Finance Minister Francois Baroin joined a chorus of French criticism of the British economy on Friday, exposing strained relations with London as concern grows that France's credit rating might be cut.

The economic situation in Britain today is very worrying, and you'd rather be French than British in economic terms, Baroin told Europe 1 radio.

Relations between Paris and London have become increasingly frustrated since Prime Minister David Cameron refused to sign up a week ago to a European summit deal on the region's debt crisis.

Bank of France chief Christian Noyer attacked credit ratings agencies this week, saying that if they considered economic fundamentals they should downgrade Britain - which had as much debt, more inflation, less growth than us - before France.

Standard & Poor's is reviewing France's top-notch AAA rating for a possible downgrade, as part of a wider review of euro zone ratings following the summit deal.

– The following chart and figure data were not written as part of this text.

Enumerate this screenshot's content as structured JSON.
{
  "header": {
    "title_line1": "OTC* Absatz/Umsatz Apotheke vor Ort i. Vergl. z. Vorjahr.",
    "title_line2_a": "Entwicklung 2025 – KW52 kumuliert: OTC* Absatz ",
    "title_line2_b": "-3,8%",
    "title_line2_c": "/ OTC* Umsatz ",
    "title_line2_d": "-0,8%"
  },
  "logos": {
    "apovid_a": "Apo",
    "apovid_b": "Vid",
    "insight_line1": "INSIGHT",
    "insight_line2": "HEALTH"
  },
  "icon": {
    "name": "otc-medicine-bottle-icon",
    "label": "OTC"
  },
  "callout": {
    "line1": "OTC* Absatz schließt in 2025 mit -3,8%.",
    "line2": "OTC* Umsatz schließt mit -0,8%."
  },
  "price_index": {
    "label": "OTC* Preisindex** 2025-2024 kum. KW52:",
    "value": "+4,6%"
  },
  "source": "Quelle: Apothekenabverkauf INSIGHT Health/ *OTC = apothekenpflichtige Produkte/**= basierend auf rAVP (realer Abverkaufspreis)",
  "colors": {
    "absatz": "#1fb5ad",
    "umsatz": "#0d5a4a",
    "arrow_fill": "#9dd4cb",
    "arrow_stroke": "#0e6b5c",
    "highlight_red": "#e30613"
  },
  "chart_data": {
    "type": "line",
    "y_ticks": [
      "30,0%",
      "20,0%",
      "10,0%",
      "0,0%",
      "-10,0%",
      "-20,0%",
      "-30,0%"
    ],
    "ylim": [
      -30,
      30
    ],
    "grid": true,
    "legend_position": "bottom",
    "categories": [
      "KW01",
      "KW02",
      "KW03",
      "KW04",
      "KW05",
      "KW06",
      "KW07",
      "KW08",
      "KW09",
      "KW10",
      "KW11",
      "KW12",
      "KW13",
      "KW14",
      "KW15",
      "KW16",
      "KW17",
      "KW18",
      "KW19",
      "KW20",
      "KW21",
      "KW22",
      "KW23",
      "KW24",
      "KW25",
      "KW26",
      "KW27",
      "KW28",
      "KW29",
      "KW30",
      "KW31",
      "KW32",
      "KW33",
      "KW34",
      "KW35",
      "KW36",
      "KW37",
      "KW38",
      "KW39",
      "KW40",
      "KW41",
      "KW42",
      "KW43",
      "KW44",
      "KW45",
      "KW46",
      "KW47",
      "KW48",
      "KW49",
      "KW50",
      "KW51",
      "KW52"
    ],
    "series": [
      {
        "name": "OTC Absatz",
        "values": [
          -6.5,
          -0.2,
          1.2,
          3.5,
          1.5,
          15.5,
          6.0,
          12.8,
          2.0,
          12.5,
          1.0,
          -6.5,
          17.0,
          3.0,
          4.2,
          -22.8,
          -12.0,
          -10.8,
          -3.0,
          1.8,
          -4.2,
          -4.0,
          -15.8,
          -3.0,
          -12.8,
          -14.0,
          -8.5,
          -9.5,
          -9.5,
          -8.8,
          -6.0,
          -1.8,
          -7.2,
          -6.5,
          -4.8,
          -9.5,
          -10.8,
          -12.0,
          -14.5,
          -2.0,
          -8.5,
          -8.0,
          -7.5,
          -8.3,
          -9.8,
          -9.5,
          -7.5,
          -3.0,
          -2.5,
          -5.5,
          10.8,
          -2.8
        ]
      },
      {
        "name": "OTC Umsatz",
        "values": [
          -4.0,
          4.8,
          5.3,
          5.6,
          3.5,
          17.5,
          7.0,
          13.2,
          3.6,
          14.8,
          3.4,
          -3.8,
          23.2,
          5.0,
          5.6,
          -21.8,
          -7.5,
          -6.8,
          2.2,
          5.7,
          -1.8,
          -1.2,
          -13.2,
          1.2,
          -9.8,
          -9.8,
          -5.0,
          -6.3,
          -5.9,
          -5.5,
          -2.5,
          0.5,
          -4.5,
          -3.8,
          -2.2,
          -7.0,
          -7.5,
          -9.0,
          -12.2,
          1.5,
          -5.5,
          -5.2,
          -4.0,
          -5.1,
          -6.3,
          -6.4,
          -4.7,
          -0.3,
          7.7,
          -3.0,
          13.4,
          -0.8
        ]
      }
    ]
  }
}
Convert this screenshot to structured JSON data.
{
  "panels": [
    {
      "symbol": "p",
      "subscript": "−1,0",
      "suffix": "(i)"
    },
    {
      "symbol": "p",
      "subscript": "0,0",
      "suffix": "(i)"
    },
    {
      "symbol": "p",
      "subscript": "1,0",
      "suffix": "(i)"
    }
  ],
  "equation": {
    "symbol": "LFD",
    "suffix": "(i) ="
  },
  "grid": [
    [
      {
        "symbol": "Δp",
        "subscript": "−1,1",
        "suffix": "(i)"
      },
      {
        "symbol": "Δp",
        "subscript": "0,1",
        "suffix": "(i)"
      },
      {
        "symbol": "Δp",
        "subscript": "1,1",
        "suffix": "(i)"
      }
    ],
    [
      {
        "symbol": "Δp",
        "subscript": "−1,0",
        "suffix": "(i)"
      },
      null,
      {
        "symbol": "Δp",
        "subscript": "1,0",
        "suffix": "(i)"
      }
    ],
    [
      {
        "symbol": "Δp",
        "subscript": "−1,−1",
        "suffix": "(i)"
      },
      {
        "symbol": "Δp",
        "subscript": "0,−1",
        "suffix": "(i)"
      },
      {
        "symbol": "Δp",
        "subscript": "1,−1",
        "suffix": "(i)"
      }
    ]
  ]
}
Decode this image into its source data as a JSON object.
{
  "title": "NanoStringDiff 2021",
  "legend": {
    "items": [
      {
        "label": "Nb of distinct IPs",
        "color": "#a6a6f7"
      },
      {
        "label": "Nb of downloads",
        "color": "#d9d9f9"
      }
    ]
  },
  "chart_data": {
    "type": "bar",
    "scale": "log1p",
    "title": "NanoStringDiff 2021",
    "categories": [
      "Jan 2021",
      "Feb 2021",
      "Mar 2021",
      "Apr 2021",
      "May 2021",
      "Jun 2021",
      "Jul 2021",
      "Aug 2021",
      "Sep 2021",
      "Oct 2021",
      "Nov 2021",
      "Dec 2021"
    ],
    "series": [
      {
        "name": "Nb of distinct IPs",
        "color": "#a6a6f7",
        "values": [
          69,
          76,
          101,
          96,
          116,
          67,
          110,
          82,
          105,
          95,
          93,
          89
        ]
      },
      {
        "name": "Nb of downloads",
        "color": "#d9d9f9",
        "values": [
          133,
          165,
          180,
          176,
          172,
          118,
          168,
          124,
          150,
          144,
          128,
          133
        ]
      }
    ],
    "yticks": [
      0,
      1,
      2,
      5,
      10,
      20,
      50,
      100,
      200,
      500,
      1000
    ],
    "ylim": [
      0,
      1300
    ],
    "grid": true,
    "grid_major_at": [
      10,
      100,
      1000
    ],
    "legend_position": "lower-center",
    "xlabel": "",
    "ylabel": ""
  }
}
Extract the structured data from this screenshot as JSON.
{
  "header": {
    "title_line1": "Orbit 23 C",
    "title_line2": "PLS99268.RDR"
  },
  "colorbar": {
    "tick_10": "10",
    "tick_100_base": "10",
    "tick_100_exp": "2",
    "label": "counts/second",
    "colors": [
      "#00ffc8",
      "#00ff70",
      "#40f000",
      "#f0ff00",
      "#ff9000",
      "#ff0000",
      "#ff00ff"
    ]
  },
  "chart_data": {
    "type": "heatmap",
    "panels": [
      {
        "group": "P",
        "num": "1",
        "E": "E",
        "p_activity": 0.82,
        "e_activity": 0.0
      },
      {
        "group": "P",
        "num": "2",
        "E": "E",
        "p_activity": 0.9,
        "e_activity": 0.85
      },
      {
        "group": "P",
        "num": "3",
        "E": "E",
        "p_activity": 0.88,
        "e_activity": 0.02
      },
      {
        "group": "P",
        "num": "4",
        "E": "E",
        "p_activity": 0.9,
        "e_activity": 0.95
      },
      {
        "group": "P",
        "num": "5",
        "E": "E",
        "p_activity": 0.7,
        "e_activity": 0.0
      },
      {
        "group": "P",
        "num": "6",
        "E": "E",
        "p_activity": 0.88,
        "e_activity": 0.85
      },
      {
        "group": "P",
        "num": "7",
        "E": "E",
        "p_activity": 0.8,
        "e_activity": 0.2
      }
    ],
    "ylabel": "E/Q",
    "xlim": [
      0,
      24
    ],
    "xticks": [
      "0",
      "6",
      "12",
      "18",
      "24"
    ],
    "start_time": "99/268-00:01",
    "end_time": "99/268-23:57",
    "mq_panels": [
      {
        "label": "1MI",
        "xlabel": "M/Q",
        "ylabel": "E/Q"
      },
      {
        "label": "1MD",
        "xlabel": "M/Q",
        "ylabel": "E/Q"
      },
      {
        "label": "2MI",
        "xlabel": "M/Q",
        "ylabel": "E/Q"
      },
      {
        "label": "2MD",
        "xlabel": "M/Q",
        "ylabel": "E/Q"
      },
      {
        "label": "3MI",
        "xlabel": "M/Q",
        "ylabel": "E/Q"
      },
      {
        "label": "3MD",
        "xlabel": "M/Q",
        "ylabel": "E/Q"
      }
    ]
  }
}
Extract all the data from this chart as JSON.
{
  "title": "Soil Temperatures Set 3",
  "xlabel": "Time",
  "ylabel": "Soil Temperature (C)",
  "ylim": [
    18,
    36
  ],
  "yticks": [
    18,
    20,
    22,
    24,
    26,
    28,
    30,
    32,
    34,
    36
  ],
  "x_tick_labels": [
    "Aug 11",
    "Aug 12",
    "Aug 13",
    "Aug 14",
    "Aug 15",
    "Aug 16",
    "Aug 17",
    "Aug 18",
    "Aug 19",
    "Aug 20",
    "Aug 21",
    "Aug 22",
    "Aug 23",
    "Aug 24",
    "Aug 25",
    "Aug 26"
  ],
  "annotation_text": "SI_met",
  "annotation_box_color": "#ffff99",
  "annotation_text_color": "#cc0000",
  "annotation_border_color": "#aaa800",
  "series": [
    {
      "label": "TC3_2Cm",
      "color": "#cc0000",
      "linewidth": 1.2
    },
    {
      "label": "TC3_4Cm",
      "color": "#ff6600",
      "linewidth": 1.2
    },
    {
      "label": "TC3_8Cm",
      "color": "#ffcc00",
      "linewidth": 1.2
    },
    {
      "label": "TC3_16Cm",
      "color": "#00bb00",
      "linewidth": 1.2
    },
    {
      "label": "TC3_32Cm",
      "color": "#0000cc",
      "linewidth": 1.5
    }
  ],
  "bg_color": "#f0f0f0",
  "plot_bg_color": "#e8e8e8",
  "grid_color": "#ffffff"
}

It's true that we have no lessons to give, but we don't have to receive any (from Britain) either, Baroin added.

Jean-Pierre Jouyet, head of France's AMF markets regulator said this week that Britain's political right was the world's stupidest, as it served purely financial interests and not the national interest.

France and Britain clashed at the summit, when Cameron vetoed a revision to the European treaty, forcing other member states to seek other procedures to tackle the crisis.